A $27 million statewide program to provide Hurricane Ida relief to undocumented immigrants in New York has distributed just a fraction of its funds. More than five months after deadly floods devastated predominantly immigrant areas, New York has distributed just $725,674 through the program, which unexpectedly required hundreds of potential applicants to apply for aid through FEMA instead.

At a meeting of Louisiana’s House Select Committee on Homeland Security, emergency preparedness directors from the southwestern area of the state described how a series of severe climate events over the past year have revealed significant gaps in Louisiana’s emergency and response planning. Emergency officials explained that addressing the housing needs of survivors after a disaster should be a priority.

The Guardian exposes how Brad Pitt’s post-Hurricane Katrina housing initiative went terribly wrong. Brad Pitt announced an initiative in 2006 to rebuild New Orleans’s Lower Ninth Ward with affordable, floodproof homes. Yet less than a decade after the homes were completed, many have decayed, resulting in unlivable conditions.

Tornadoes

Governor Andy Beshear announced on January 27 that Kentucky had purchased 200 travel trailers to house displaced tornado survivors. The trailers, meant to serve as medium-term housing, were purchased from RV dealers through the Commonwealth Sheltering Program.

Families are picking up the pieces after a deadly tornado damaged more than 60 homes in Hale County, Alabama. The tornado destroyed 20 homes and made 35 homes unlivable. Half of the hardest-hit properties were mobile homes.

Wildfires

The Colorado Sun reports that Marshall Fire survivors without renter’s insurance are facing unique obstacles to recovery. While future services may be made available to help renters whose homes were contaminated by smoke and ash, at present survivors must replace ruined belongings on their own.

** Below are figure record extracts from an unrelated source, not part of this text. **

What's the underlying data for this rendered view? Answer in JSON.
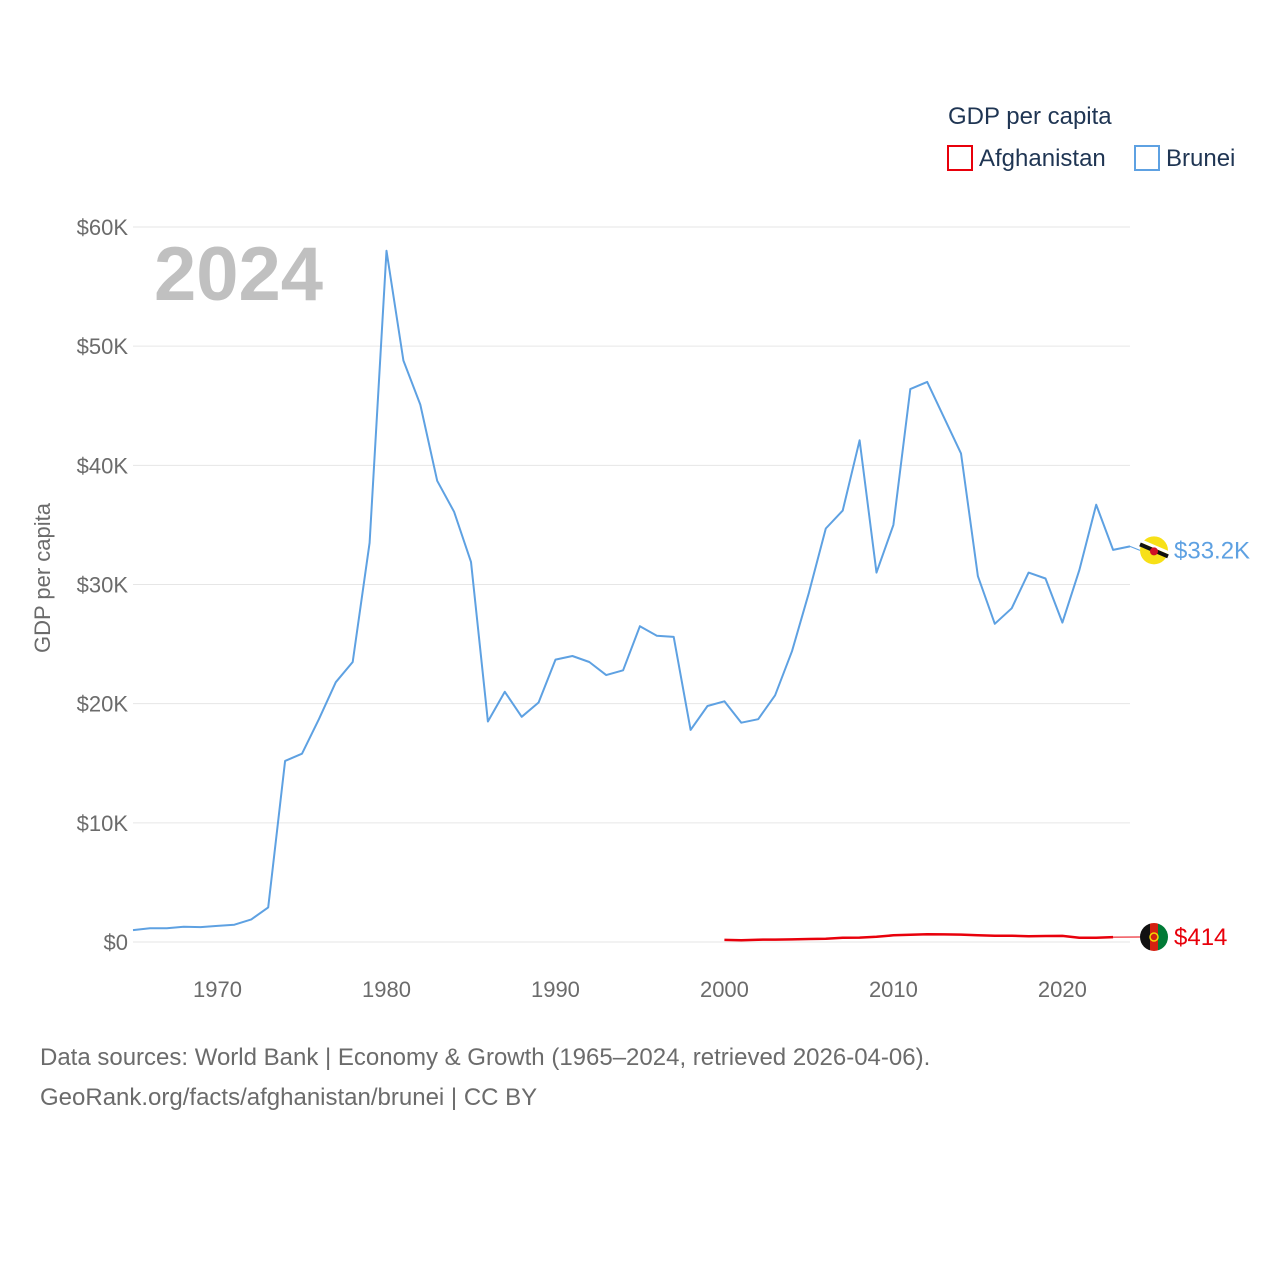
{
  "chart_data": {
    "type": "line",
    "year_label": "2024",
    "ylabel": "GDP per capita",
    "ylim": [
      0,
      60000
    ],
    "xlim": [
      1965,
      2024
    ],
    "y_ticks": [
      {
        "value": 0,
        "label": "$0"
      },
      {
        "value": 10000,
        "label": "$10K"
      },
      {
        "value": 20000,
        "label": "$20K"
      },
      {
        "value": 30000,
        "label": "$30K"
      },
      {
        "value": 40000,
        "label": "$40K"
      },
      {
        "value": 50000,
        "label": "$50K"
      },
      {
        "value": 60000,
        "label": "$60K"
      }
    ],
    "x_ticks": [
      {
        "value": 1970,
        "label": "1970"
      },
      {
        "value": 1980,
        "label": "1980"
      },
      {
        "value": 1990,
        "label": "1990"
      },
      {
        "value": 2000,
        "label": "2000"
      },
      {
        "value": 2010,
        "label": "2010"
      },
      {
        "value": 2020,
        "label": "2020"
      }
    ],
    "legend": {
      "title": "GDP per capita",
      "placement": "top-right"
    },
    "series": [
      {
        "name": "Afghanistan",
        "color": "#e8000b",
        "end_label": "$414",
        "flag_icon": "afghanistan-flag-icon",
        "points": [
          [
            2000,
            180
          ],
          [
            2001,
            140
          ],
          [
            2002,
            190
          ],
          [
            2003,
            200
          ],
          [
            2004,
            220
          ],
          [
            2005,
            250
          ],
          [
            2006,
            270
          ],
          [
            2007,
            360
          ],
          [
            2008,
            370
          ],
          [
            2009,
            440
          ],
          [
            2010,
            560
          ],
          [
            2011,
            610
          ],
          [
            2012,
            650
          ],
          [
            2013,
            640
          ],
          [
            2014,
            620
          ],
          [
            2015,
            570
          ],
          [
            2016,
            520
          ],
          [
            2017,
            520
          ],
          [
            2018,
            490
          ],
          [
            2019,
            500
          ],
          [
            2020,
            510
          ],
          [
            2021,
            360
          ],
          [
            2022,
            350
          ],
          [
            2023,
            410
          ]
        ]
      },
      {
        "name": "Brunei",
        "color": "#5ea1e2",
        "end_label": "$33.2K",
        "flag_icon": "brunei-flag-icon",
        "points": [
          [
            1965,
            1000
          ],
          [
            1966,
            1150
          ],
          [
            1967,
            1150
          ],
          [
            1968,
            1280
          ],
          [
            1969,
            1250
          ],
          [
            1970,
            1350
          ],
          [
            1971,
            1450
          ],
          [
            1972,
            1900
          ],
          [
            1973,
            2900
          ],
          [
            1974,
            15200
          ],
          [
            1975,
            15800
          ],
          [
            1976,
            18700
          ],
          [
            1977,
            21800
          ],
          [
            1978,
            23500
          ],
          [
            1979,
            33500
          ],
          [
            1980,
            58000
          ],
          [
            1981,
            48800
          ],
          [
            1982,
            45100
          ],
          [
            1983,
            38700
          ],
          [
            1984,
            36100
          ],
          [
            1985,
            31900
          ],
          [
            1986,
            18500
          ],
          [
            1987,
            21000
          ],
          [
            1988,
            18900
          ],
          [
            1989,
            20100
          ],
          [
            1990,
            23700
          ],
          [
            1991,
            24000
          ],
          [
            1992,
            23500
          ],
          [
            1993,
            22400
          ],
          [
            1994,
            22800
          ],
          [
            1995,
            26500
          ],
          [
            1996,
            25700
          ],
          [
            1997,
            25600
          ],
          [
            1998,
            17800
          ],
          [
            1999,
            19800
          ],
          [
            2000,
            20200
          ],
          [
            2001,
            18400
          ],
          [
            2002,
            18700
          ],
          [
            2003,
            20700
          ],
          [
            2004,
            24400
          ],
          [
            2005,
            29300
          ],
          [
            2006,
            34700
          ],
          [
            2007,
            36200
          ],
          [
            2008,
            42100
          ],
          [
            2009,
            31000
          ],
          [
            2010,
            35000
          ],
          [
            2011,
            46400
          ],
          [
            2012,
            47000
          ],
          [
            2013,
            44000
          ],
          [
            2014,
            41000
          ],
          [
            2015,
            30700
          ],
          [
            2016,
            26700
          ],
          [
            2017,
            28000
          ],
          [
            2018,
            31000
          ],
          [
            2019,
            30500
          ],
          [
            2020,
            26800
          ],
          [
            2021,
            31200
          ],
          [
            2022,
            36700
          ],
          [
            2023,
            32900
          ],
          [
            2024,
            33200
          ]
        ]
      }
    ]
  },
  "footer": {
    "sources": "Data sources: World Bank | Economy & Growth (1965–2024, retrieved 2026-04-06).",
    "attribution": "GeoRank.org/facts/afghanistan/brunei | CC BY"
  }
}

Survivors of Southern Oregon’s 2020 Labor Day wildfires will receive an additional six months of FEMA housing support. FEMA extensions are typically provided in three-month increments, but the severity of the damage in the Rogue Valley, combined with the area’s low-housing inventory, prompted officials to grant survivors an extra six months of support. Of the 190 families that were housed by FEMA in Jackson County, 154 are still residing in FEMA temporary housing.

According to an Oregon State University community health study, survivors of the 2020 Labor Day wildfires in Santiam Canyon reported that breathing problems, health issues, and difficulties finding housing still impacted them a year after the fires. More than 700 families lost their homes in the fires, but as of one year later, only 13% of displaced households managed by the Santiam Service Integration Team had entered permanent housing. The remaining 87% of displaced households were still in temporary housing. Survivors report that the inability to find housing has resulted in depression, anxiety, chronic stress, and trauma.

New affordable housing for survivors displaced by the Almeda Fire opened on January 31 in downtown Medford, Oregon. The developer, Fortify Holdings, partnered with Rogue Community Health, Oregon Housing and Community Services, and ACCESS to purchase an 84-unit motel that will provide short- and intermediate-housing for many survivors. However, the development is not meant to serve as a replacement for long-term affordable housing.